Ceng Ceng lalu menceritakan sifat-sifat dan watak pangeran yang pernah jatuh cinta kepadanya itu (baca cerita Kisah Sepasang Rajawali). Setelah mendengar penuturan Ceng Ceng, akhirnya Kok Cu percaya juga bahwa mungkin dari pangeran itu isterinya akan dapat menyelidiki rahasia dari sernua malapetaka yang menimpa keluarga ayahnya.

“Selain menyelidiki rahasia itu, juga aku ingin sekali menyampaikan rasa penyesalanku kepada kaisar melalui Pangeran Yung Hwa atas peristiwa dipecatnya ayahmu.”

Demikian Ceng Ceng berkata dan pada keesokan harinya, pagi-pagi sekali dia sudah mencari istana Pangeran Yung Hwa dan menghadap pangeran itu.

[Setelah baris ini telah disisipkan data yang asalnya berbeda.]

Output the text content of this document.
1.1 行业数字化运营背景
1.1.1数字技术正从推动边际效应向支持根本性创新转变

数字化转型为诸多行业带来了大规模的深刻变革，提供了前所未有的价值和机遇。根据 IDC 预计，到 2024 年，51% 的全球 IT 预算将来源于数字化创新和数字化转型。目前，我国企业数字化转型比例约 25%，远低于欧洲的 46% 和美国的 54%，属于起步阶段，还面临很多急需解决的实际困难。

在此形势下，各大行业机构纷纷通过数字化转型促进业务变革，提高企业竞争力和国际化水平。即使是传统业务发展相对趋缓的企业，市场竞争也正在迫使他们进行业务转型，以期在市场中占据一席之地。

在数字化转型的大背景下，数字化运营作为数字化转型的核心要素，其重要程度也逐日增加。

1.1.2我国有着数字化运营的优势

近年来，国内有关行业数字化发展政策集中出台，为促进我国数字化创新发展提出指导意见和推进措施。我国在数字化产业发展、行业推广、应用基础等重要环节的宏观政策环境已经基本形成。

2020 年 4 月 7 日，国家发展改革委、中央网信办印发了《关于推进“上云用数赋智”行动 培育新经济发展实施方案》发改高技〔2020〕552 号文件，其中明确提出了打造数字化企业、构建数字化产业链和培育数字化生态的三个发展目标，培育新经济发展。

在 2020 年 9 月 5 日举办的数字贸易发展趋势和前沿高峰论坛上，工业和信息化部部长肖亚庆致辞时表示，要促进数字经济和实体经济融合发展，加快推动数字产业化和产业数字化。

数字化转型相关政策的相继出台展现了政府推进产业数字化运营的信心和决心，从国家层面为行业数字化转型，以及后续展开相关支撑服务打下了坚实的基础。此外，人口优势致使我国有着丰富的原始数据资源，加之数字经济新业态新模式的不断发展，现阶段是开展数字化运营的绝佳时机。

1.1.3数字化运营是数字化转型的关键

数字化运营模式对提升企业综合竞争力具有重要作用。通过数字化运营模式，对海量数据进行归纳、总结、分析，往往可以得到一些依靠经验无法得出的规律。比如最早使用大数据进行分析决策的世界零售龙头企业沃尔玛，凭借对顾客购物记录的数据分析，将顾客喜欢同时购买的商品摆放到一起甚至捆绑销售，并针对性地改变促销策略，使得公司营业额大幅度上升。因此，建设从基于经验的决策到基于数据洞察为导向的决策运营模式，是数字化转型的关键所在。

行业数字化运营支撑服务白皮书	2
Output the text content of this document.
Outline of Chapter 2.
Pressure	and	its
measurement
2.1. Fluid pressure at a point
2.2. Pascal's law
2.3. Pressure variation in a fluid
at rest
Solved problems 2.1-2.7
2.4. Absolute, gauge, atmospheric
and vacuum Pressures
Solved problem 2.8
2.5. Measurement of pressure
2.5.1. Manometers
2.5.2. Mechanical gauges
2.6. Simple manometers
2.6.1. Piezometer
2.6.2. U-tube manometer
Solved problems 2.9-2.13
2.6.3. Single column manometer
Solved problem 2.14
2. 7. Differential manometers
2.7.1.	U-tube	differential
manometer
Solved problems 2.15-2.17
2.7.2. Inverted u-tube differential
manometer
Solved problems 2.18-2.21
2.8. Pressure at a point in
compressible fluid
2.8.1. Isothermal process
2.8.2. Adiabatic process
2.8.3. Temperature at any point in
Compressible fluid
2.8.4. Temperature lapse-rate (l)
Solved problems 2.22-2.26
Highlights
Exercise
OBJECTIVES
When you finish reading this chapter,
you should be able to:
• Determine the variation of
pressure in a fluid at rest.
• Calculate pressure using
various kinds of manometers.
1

Pangeran Yung Hwa menyambut kedatangan Ceng Ceng yang mengunjunginya itu dengan perasaan heran dan gembira. Begitu melihat siapa wanita yang menghadap dan memberi hormat kepadanya, dia segera teringat kepada wanita perkasa itu.

“Ahhh.... engkau....?” serunya dan mempersilakan nyonya muda itu duduk di atas kursi di depannya. “Aku telah mendengar bahwa engkau menjadi mantu Jenderal Kao Liang! Bagaimana keadaanmu? Kuharap baik-baik saja dan berbahagia.”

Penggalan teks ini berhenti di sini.